A Diversity Driven Deep Convolutional Network for Enhanced Coastal Urban Flood Risk Assessment

Climate change and urbanization intensify urban pluvial flooding, posing significant threats to human lives and infrastructure. This situation underscores the critical need for efficient and accurate predictive systems for disaster prevention and mitigation. Traditional flood simulation models, while precise, are often limited by their data-intensive requirements and substantial computational complexity. In contrast, deep learning (DL) models show their advantages by high efficiency and powerful capability in processing large-scale non-linear data, making them highly appropriate for modeling complex flood dynamics. Consequently, integrating DL with conventional urban flood models has emerged as a promising strategy to enhance the accuracy and efficiency of flood prediction systems. However, existing research predominantly focuses on inland flooding, with limited attention to the role of tidal levels in coastal cities, which can significantly impact the accuracy of urban flood simulations.

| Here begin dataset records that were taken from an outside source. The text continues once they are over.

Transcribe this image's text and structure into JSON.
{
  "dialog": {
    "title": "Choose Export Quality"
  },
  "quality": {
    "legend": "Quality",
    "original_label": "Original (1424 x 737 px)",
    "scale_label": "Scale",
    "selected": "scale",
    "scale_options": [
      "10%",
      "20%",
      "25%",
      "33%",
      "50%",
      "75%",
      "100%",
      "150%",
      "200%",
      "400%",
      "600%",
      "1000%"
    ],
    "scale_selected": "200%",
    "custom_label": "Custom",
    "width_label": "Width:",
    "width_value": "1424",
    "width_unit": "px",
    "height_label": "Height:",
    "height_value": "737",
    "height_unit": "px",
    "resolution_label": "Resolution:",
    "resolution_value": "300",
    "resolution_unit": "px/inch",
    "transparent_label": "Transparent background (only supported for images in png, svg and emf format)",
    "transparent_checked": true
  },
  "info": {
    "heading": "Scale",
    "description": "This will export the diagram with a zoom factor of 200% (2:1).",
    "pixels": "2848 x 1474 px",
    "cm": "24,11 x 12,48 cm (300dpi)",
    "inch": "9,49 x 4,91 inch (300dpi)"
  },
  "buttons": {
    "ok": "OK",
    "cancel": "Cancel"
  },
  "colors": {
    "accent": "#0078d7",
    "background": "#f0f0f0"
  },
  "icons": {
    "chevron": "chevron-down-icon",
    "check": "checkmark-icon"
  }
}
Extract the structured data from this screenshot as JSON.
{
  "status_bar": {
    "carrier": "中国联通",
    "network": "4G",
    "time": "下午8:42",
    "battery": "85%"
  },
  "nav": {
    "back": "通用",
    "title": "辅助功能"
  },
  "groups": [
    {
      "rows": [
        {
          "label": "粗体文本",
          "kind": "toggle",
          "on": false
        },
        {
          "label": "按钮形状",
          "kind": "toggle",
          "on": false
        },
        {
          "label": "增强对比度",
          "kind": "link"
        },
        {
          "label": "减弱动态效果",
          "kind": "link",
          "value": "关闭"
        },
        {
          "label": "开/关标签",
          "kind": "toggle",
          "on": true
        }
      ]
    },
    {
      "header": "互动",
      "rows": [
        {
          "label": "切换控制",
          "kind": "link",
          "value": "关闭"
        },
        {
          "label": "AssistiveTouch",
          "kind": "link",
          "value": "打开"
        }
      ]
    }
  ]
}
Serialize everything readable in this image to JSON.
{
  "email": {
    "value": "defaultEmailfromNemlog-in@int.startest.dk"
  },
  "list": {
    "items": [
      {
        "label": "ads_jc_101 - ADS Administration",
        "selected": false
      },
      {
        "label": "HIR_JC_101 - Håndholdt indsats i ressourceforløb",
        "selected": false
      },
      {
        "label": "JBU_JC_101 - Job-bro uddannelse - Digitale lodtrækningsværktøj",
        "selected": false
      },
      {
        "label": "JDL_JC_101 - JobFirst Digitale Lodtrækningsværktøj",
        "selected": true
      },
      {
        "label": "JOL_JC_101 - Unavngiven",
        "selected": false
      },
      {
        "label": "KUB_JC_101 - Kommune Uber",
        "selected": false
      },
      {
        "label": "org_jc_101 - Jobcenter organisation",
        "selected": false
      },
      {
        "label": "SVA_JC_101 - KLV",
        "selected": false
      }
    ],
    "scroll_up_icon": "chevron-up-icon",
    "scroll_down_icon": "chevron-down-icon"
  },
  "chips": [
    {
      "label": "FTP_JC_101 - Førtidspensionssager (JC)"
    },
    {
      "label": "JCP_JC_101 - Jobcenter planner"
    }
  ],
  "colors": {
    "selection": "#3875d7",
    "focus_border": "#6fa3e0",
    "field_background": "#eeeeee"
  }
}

To bridge the GAP, this study proposes an innovative hybrid DL approach that explores spatial and temporal data to improve the accuracy and efficiency of urban flood simulations, particularly in coastal areas. Simulation results from physics-based urban flood models are utilized to construct a comprehensive database for the DL model. Afterwards, patch-size and random sampling methods are employed to construct the sample dataset for training DL models. The convolutional neural network (CNN)-based data-driven urban pluvial flood model can simulate floods using topographic, rainfall, and tidal data, enabling the simulation of large urban areas within seconds. Incorporating diverse input data and advanced network architectures enhances model robustness and generalization across various scales and rainfall events. Fusion models that combine the strengths of DL and traditional hydrological models demonstrate improved prediction accuracy and computational efficiency by integrating tidal data and other environmental factors. Consequently, these hybrid models hold significant potential for integration into early warning systems and supporting decision-making processes in urban flood risk management.